Financial stability, owning property, an extensive family lineage, or achieving seemingly unachievable goals, are different ways that humans have defined success thus far. In our world today, it is possible for all genders to define (their) success in the ways stated above. However, success was not always viewed as achievable for all genders.
Success is generally defined as, “the favorable or prosperous termination of attempts or endeavors; the accomplishment of one’s goals…the attainment of wealth, position, honors, or the like,” according to Dictionary.com. So, if that is the general definition of success, what is the gender-specific definition?
“I believe that there are two sides to success; happiness and financial abundance,” said freshman Kelvin Perez. “I feel that it’s easier for men to be successful in a professional setting; whereas women aren’t taken seriously in today’s society and thus have to work harder,” concluded Perez.
The phrases, ‘be a man,’ and, ‘man up,’ are often used when telling an individual to act or be tougher. “In the early 1940s, American society expected its men to adhere to specific characteristics that defined masculinity. In addition to courage and bravery, men strove to develop traits such as aggression, competition, stoicism, toughness, and independence, in order to prove to others that they were truly masculine,” stated the nationalww2museum.org.
“It is no wonder then that after the Great Depression—the greatest threat to one’s sense of manhood at the time because it threatened men’s positions as providers—World War II provided American soldiers with the opportunity to develop and prove their manhood to themselves and others,” concluded the nationalww2museum.org.
Since the quotes above seem to be using the word ‘masculinity’ and ‘manhood’ as a way of measuring success, does this mean that success can only be obtained by those who are masculine or male? And where does that leave others, also yearning for success, but do not fit those characteristics?
From the early to mid 1900s, women in the workforce was not a commonly witnessed occurrence. Whereas today, it is expected that a woman will join the workforce and have an education. “In 1967, 49 percent of mothers were stay-at-home mothers. That proportion steadily dropped through the decades until 1999, when only 23 percent of moms stayed at home,” states bls.gov.
Since a woman’s role up until the mid 1900s was to be a homemaker, it’s clear to see why the ideology of success is primarily based around men and being the breadwinner. But success can be measured in a variety of ways, especially from the female perspective.
“Success can be defined in a variety of ways and I personally, do not measure my success entirely on professional accomplishments. I feel that it is important to have a clear definition of what success means to you and to never use anyone else’s ruler to measure your own success,” said Patricia Deer, who has a Masters of Science in Management and is currently the Bariatric Coordinator with Bayhealth.

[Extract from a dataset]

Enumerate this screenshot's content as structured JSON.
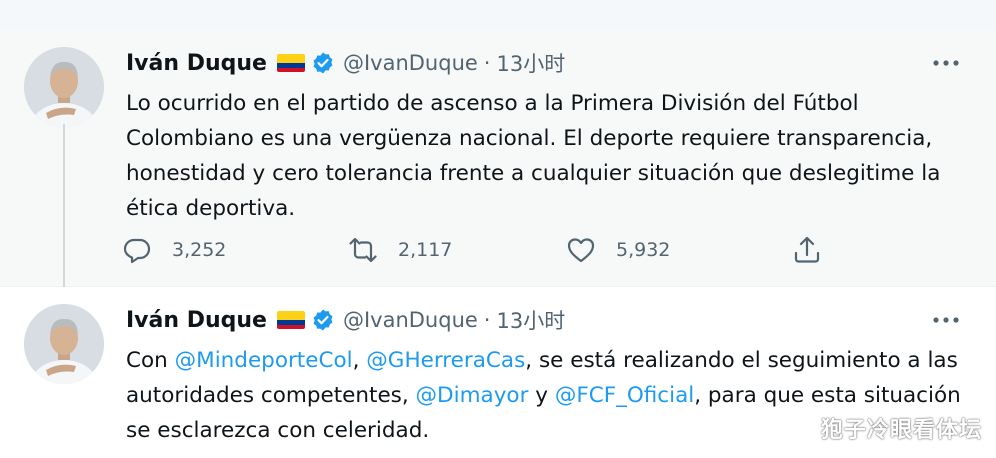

“My profession, medicine, especially is constantly evolving and advancing; there is always room for growth. I like to think that my gender does not play a role in my success, I feel confident that my abilities have played a role in my success. However, being that I am a woman, there are professions that are more stereotypically designated for certain genders. Even in nursing, I sometimes feel that male nurses are more successful than the women nurses which almost seems backwards being that nursing is seen as a more feminine role. In this example, we can see how the Glass Escalator theory (which is the concept that men excel faster in female dominated fields than women do in those same fields) comes into play,” Deer concluded.
The role that gender plays within the realm of success is not too different now than it was in the 1930s. Despite advances in equality, specific gender roles are referenced everywhere and are still easily identifiable.
The attitudes of women in regard to gender limitations can be captured in the song Fetch the Bolt Cutters, by Fiona Apple:
“I grew up in the shoes they told me I could fill
Shoes that were not made for running up that hill
And I need to run up that hill
I need to run up that hill, I will, I will, I will, I will, I will.”